Il y a lieu, dans les circonstances de l’espèce, en application de ces dispositions, de mettre à la charge de l’Etat une somme de 1 000 euros qu’il paiera à M. A…, au titre des frais non compris dans les dépens que ce dernier a exposés.
O R D O N N E :
Article 1er : L’exécution de la décision implicite par laquelle la préfète de l’Isère a rejeté la demande de renouvellement de son titre de séjour de M. A… est suspendue.

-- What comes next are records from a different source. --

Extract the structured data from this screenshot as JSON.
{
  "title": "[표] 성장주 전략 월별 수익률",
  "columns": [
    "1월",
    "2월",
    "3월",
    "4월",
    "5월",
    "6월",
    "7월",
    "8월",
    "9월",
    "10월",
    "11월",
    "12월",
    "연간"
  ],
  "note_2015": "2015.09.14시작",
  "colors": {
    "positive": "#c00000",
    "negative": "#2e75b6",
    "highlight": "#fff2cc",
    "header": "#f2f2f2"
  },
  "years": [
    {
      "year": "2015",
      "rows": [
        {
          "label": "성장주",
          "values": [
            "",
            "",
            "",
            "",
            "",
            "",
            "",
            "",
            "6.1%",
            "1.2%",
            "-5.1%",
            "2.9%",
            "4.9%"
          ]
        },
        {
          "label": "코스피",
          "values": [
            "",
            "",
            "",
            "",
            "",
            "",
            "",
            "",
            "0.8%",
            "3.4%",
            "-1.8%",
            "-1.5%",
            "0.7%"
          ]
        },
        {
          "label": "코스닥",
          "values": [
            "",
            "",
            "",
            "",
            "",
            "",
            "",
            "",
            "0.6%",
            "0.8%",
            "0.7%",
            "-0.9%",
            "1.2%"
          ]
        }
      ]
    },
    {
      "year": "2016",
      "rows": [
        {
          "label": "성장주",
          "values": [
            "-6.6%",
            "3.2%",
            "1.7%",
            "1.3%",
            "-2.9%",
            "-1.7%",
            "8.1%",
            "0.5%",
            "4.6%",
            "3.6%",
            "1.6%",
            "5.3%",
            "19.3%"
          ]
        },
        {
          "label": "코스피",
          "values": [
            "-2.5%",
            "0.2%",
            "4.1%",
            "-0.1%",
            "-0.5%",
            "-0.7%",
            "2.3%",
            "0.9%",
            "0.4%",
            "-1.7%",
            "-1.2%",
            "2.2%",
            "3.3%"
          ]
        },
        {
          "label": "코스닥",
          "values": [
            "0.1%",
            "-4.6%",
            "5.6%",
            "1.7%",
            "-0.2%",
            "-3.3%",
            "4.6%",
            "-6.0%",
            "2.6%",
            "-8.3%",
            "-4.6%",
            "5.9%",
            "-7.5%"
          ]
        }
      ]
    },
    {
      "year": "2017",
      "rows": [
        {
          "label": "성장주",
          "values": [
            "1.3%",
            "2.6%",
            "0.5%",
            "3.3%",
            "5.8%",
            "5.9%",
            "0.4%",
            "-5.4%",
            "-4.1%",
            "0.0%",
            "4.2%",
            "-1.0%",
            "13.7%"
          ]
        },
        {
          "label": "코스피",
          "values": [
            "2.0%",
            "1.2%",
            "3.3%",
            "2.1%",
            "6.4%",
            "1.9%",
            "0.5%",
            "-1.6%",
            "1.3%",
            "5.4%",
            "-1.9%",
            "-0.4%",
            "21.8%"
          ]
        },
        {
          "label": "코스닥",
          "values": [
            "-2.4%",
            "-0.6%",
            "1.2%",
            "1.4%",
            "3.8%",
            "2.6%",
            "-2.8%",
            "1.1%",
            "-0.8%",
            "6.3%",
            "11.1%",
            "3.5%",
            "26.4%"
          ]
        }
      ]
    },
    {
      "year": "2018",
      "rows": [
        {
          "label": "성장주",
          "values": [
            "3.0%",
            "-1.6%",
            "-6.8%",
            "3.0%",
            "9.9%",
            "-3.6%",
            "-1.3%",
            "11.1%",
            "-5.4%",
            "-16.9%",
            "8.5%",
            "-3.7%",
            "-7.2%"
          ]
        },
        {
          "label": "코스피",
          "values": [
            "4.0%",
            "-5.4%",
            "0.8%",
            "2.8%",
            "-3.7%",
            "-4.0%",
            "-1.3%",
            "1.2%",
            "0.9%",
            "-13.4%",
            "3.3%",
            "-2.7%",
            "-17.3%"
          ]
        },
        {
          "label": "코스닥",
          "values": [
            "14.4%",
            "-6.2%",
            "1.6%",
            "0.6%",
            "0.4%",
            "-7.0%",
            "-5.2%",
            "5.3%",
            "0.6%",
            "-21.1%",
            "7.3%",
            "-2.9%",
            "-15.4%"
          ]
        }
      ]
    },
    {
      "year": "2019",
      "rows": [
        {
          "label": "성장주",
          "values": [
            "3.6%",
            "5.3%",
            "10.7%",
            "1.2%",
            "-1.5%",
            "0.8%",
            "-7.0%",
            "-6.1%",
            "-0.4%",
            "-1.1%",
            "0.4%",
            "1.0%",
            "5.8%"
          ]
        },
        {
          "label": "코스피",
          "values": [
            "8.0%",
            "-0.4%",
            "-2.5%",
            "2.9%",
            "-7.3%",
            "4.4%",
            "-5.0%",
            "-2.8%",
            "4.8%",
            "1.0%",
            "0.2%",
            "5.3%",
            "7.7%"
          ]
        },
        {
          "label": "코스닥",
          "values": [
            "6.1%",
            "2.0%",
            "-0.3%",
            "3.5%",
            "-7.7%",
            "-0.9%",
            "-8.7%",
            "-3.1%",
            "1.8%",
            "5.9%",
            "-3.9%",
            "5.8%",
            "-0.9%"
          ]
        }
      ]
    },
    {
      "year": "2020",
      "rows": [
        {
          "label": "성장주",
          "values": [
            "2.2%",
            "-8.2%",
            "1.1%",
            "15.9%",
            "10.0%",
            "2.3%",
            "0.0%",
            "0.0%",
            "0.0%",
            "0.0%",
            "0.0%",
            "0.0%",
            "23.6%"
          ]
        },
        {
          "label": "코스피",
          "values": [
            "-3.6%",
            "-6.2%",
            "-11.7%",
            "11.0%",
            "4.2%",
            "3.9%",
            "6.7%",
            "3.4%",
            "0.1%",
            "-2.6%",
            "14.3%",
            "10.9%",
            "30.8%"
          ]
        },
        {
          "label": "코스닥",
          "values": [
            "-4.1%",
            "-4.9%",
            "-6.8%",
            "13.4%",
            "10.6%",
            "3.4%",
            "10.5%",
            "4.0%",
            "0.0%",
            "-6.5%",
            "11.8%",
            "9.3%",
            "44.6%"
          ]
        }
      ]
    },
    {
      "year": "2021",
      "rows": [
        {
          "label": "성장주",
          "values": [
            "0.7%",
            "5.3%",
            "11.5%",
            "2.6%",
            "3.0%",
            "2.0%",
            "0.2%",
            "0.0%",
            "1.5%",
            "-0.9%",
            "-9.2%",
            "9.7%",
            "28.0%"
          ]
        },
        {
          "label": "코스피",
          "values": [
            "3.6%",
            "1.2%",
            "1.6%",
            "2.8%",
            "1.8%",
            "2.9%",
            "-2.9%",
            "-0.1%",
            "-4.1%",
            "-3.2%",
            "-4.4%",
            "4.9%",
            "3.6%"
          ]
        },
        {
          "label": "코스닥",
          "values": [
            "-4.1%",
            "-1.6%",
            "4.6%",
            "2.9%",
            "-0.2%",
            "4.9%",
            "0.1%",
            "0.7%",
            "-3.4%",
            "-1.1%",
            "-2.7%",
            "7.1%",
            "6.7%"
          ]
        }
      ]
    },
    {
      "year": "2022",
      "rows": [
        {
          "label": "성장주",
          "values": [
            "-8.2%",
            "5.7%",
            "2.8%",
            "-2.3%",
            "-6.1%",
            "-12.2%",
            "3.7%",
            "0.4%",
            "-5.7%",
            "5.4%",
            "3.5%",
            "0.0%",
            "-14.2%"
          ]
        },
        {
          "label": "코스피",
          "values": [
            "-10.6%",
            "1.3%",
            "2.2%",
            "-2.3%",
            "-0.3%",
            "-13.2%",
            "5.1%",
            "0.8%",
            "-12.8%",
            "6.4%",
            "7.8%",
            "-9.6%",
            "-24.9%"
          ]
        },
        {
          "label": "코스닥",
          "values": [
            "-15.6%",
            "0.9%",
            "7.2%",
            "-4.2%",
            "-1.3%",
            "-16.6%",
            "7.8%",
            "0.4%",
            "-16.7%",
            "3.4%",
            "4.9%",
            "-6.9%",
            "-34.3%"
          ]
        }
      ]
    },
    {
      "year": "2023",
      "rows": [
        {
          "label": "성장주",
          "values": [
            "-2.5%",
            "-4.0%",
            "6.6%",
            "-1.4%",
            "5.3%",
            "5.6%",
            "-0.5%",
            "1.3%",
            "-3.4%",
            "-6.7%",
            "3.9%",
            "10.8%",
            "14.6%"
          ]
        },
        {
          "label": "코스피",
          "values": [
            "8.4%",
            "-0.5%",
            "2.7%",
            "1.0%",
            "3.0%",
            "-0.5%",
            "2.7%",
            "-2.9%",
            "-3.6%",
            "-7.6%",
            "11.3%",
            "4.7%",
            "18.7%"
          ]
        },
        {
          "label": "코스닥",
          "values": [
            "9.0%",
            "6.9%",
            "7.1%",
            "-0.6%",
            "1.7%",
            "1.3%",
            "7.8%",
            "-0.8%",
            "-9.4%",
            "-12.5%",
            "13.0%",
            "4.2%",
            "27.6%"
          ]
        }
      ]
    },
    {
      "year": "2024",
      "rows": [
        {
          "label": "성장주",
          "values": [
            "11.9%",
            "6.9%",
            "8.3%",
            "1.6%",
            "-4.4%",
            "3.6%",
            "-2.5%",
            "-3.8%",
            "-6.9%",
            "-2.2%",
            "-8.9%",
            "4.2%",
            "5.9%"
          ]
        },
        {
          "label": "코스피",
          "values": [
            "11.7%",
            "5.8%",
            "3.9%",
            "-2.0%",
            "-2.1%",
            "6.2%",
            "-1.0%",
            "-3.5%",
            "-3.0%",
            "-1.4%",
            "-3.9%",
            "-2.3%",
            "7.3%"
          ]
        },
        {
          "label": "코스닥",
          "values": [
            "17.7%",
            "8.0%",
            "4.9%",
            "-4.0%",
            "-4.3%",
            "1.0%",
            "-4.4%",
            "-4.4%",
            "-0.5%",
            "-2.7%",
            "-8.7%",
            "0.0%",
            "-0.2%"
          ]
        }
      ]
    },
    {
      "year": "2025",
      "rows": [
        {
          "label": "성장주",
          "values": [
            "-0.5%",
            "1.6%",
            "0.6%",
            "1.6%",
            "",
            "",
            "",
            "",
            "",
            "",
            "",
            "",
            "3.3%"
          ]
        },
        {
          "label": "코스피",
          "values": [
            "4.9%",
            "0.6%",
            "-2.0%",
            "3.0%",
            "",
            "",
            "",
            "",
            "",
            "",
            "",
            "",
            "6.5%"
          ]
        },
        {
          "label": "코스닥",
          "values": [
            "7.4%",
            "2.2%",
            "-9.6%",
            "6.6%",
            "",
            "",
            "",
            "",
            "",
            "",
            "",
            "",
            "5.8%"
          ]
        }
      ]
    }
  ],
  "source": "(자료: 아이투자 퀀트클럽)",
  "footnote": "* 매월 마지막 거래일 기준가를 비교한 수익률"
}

: Il est enjoint à la préfète de l’Isère de délivrer, dans un délai de six semaines à compter de la notification de la présente ordonnance, à M. A… un certificat de résidence d’un an l’autorisant à travailler. Ce titre aura une valeur provisoire jusqu’à ce qu’il ait été statué sur la requête au fond n°2513000.
:
L’Etat versera à la somme de 1 000 euros à M. A… au titre des frais non compris dans les dépens, en application des dispositions de l’article L. 761-1 du code de justice administrative.
:
La présente ordonnance sera notifiée à M. B… A… et au ministre de l’intérieur.
Copie en sera délivrée à la préfète de l’Isère.
Fait à Grenoble, le 2 janvier 2026.
Le juge des référés,
P. Thierry
La République mande et ordonne au ministre de l’intérieur en ce qui le concerne ou à tous commissaires de justice à ce requis en ce qui concerne les voies de droit commun contre les parties privées, de pourvoir à l’exécution de la présente décision.